CMS Appeals the Injunction Halting the Nursing Home Arbitration Ban—Where Will it Go From Here?
Because the Mississippi district court’s November 7, 2016, order granted a preliminary injunction against the federal government, it had 60 days to file a notice of appeal. A preliminary injunction is not technically an appealable “final judgment.” However, with a ruling on the merits, many cases are effectively won or lost at the preliminary injunction stage. So, interlocutory appeals after an order granting or denying a preliminary injunction are specifically allowed as a right under the U.S. Code. Unlike an appeal of a final judgment, though, the district court retains jurisdiction over the case and is free to move forward with other phases of the case. In a high-profile case with wide-ranging implications like this one, however, the district court is unlikely to take any significant actions without a resolution on the legality of CMS’ nursing home arbitration ban. In fact, days after the appeal was noticed, the government requested, and the district court granted, a stay on January 9, 2017, halting the case at the district court level pending a decision on the appeal.
On January 10, 2017, the Fifth Circuit Court of Appeals in New Orleans docketed the appeal. After the appeal is docketed with the circuit court of appeals, the appellant, or in this case, Sylvia Burwell and Andy Slavitt acting on behalf of the federal government, has 14 days to file a statement naming the parties that the attorney appealing represents on appeal. Then, after the appellate court clerk receives the record on appeal, the parties are notified of the filing date and given a timeline in a briefing order.
Though the timeline may be extended by a motion of either party, the government’s brief must be filed within 40 days after the record is filed. Then, the American Health Care Association and other appellees will have 30 days to file their brief. The government may file a reply brief within 14 days of the appellees’ brief. Amicus curiae briefs—arguments from other interested parties who are not named parties to the case—may be filed within 7 days after the brief is filed for the party that they support. Due to the importance of this case, expect multiple amicus briefs on all sides by many of the same parties who filed comments to the original CMS proposed rule (see this previous article for details on some of the comments submitted) and amicus briefs in the district court.

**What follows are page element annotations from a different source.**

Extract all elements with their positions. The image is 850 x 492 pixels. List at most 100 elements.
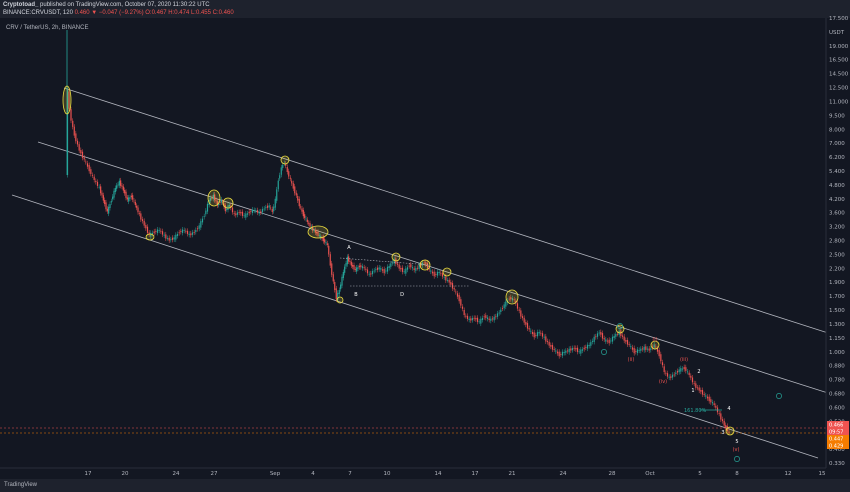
candle-body	[390, 263, 392, 267]
wave-circle-marker	[617, 323, 623, 329]
candle-body	[316, 232, 318, 234]
price-tick-label: 0.600	[829, 405, 845, 411]
candle-body	[279, 175, 281, 179]
candle-body	[630, 346, 632, 347]
candle-body	[195, 230, 197, 232]
candle-body	[186, 230, 189, 234]
candle-body	[610, 340, 612, 342]
candle-body	[218, 203, 220, 205]
candle-body	[289, 177, 291, 179]
highlight-ellipse	[505, 289, 519, 305]
candle-body	[493, 316, 495, 321]
candle-body	[185, 230, 187, 232]
price-tick-label: 12.500	[829, 86, 849, 92]
candle-body	[661, 362, 664, 366]
candle-body	[426, 263, 429, 269]
price-tick-label: 14.500	[829, 72, 849, 78]
fib-label: 161.80%	[684, 408, 706, 414]
candle-body	[386, 266, 389, 272]
candle-body	[720, 413, 722, 420]
highlight-ellipse	[442, 267, 452, 277]
candle-body	[400, 268, 402, 270]
candle-body	[288, 171, 290, 177]
candle-body	[163, 234, 165, 236]
wave-label: 5	[735, 439, 738, 445]
candles	[66, 30, 730, 435]
author-name[interactable]: Cryptotoad_	[3, 2, 39, 8]
candle-body	[265, 207, 267, 209]
candle-body	[671, 374, 674, 378]
candle-body	[349, 261, 351, 263]
time-axis[interactable]: 17 20 24 27 Sep 4 7 10 14 17 21 24 28 Oct 5 8 12 15	[0, 467, 826, 477]
candle-body	[475, 318, 477, 320]
candle-body	[156, 229, 159, 233]
candle-body	[438, 272, 440, 273]
tradingview-logo[interactable]: TradingView	[4, 482, 38, 488]
candle-body	[590, 342, 592, 346]
candle-body	[420, 264, 422, 266]
price-tick-label: 5.400	[829, 169, 845, 175]
candle-body	[133, 200, 135, 202]
candle-body	[611, 336, 614, 342]
candle-body	[561, 351, 564, 356]
candle-body	[354, 269, 356, 270]
price-axis-bg	[826, 18, 850, 468]
candle-body	[410, 264, 412, 268]
candle-body	[95, 180, 97, 183]
candle-body	[286, 167, 288, 172]
candle-body	[635, 351, 637, 352]
candle-body	[297, 196, 299, 201]
price-tag-label: 0.447	[829, 437, 843, 443]
wave-label: (ii)	[628, 357, 635, 363]
candle-body	[623, 336, 625, 341]
candle-body	[710, 399, 712, 403]
candle-body	[324, 239, 326, 243]
candle-body	[90, 169, 92, 174]
symbol-line: BINANCE:CRVUSDT, 120	[3, 10, 73, 16]
price-axis[interactable]: 17.500 USDT 19.000 16.500 14.500 12.500 11.000…	[825, 16, 850, 468]
candle-body	[518, 309, 520, 311]
candle-body	[430, 270, 432, 272]
price-tick-label: 6.200	[829, 155, 845, 161]
candle-body	[248, 211, 250, 214]
candle-body	[308, 222, 310, 224]
price-tag	[827, 421, 849, 428]
candle-body	[445, 276, 447, 281]
candle-body	[670, 376, 672, 378]
candle-body	[309, 223, 311, 227]
candle-body	[294, 186, 296, 194]
candle-body	[683, 367, 685, 370]
wave-label: A	[347, 245, 351, 251]
candle-body	[408, 265, 410, 267]
candle-body	[328, 245, 330, 255]
candle-body	[388, 266, 390, 268]
price-tick-label: 4.800	[829, 183, 845, 189]
time-tick-label: 28	[609, 471, 616, 477]
candle-body	[535, 335, 537, 336]
candle-body	[235, 213, 237, 216]
price-tick-label: 0.400	[829, 447, 845, 453]
price-tick-label: 0.880	[829, 364, 845, 370]
candle-body	[405, 268, 407, 274]
candle-body	[285, 163, 287, 166]
candle-body	[261, 209, 264, 213]
candle-body	[270, 207, 272, 209]
candle-body	[78, 144, 80, 151]
candle-body	[83, 157, 85, 160]
candle-body	[340, 284, 342, 290]
candle-body	[613, 336, 615, 338]
candle-body	[150, 232, 152, 237]
candle-body	[331, 263, 333, 275]
candle-body	[456, 293, 459, 297]
candle-body	[215, 199, 217, 202]
wave-label: D	[400, 292, 404, 298]
candle-body	[233, 213, 235, 215]
candle-body	[640, 348, 642, 351]
candle-body	[86, 163, 89, 167]
candle-body	[696, 387, 699, 389]
candle-body	[528, 328, 530, 330]
candle-body	[496, 313, 499, 317]
candle-body	[175, 234, 177, 240]
candle-body	[314, 229, 316, 233]
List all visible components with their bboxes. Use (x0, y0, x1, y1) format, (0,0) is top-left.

If, as expected, the parties request oral argument and that request is approved, then the clerk will schedule a hearing and notify the parties. The hearing will likely take place within a few months of the brief filing. The parties are usually given 20 minutes each to argue by a local rule, but that may be extended (although extensions are “sparingly permitted”). After a hearing, there is no time limit for the circuit court to issue a decision, but most cases are decided within 11 months from filing the notice of appeal. Given the significance of this injunction and CMS’s proposed nursing home arbitration ban, expect a decision on the earlier side, perhaps summer or fall 2017.
However, with so much at stake for both parties, that is unlikely to be the end of the road. The losing party has 90 days after entry of judgement by the Fifth Circuit Court of Appeals, or a denial of a petition for a rehearing, to petition for a writ of certiorari to the U.S. Supreme Court. It remains to be seen, however, how adamant the incoming appointees to lead the Department of Health and Human Services and CMS, Rep. Tom Price and Seema Verma, respectively, will be in pursuing the nursing home arbitration ban.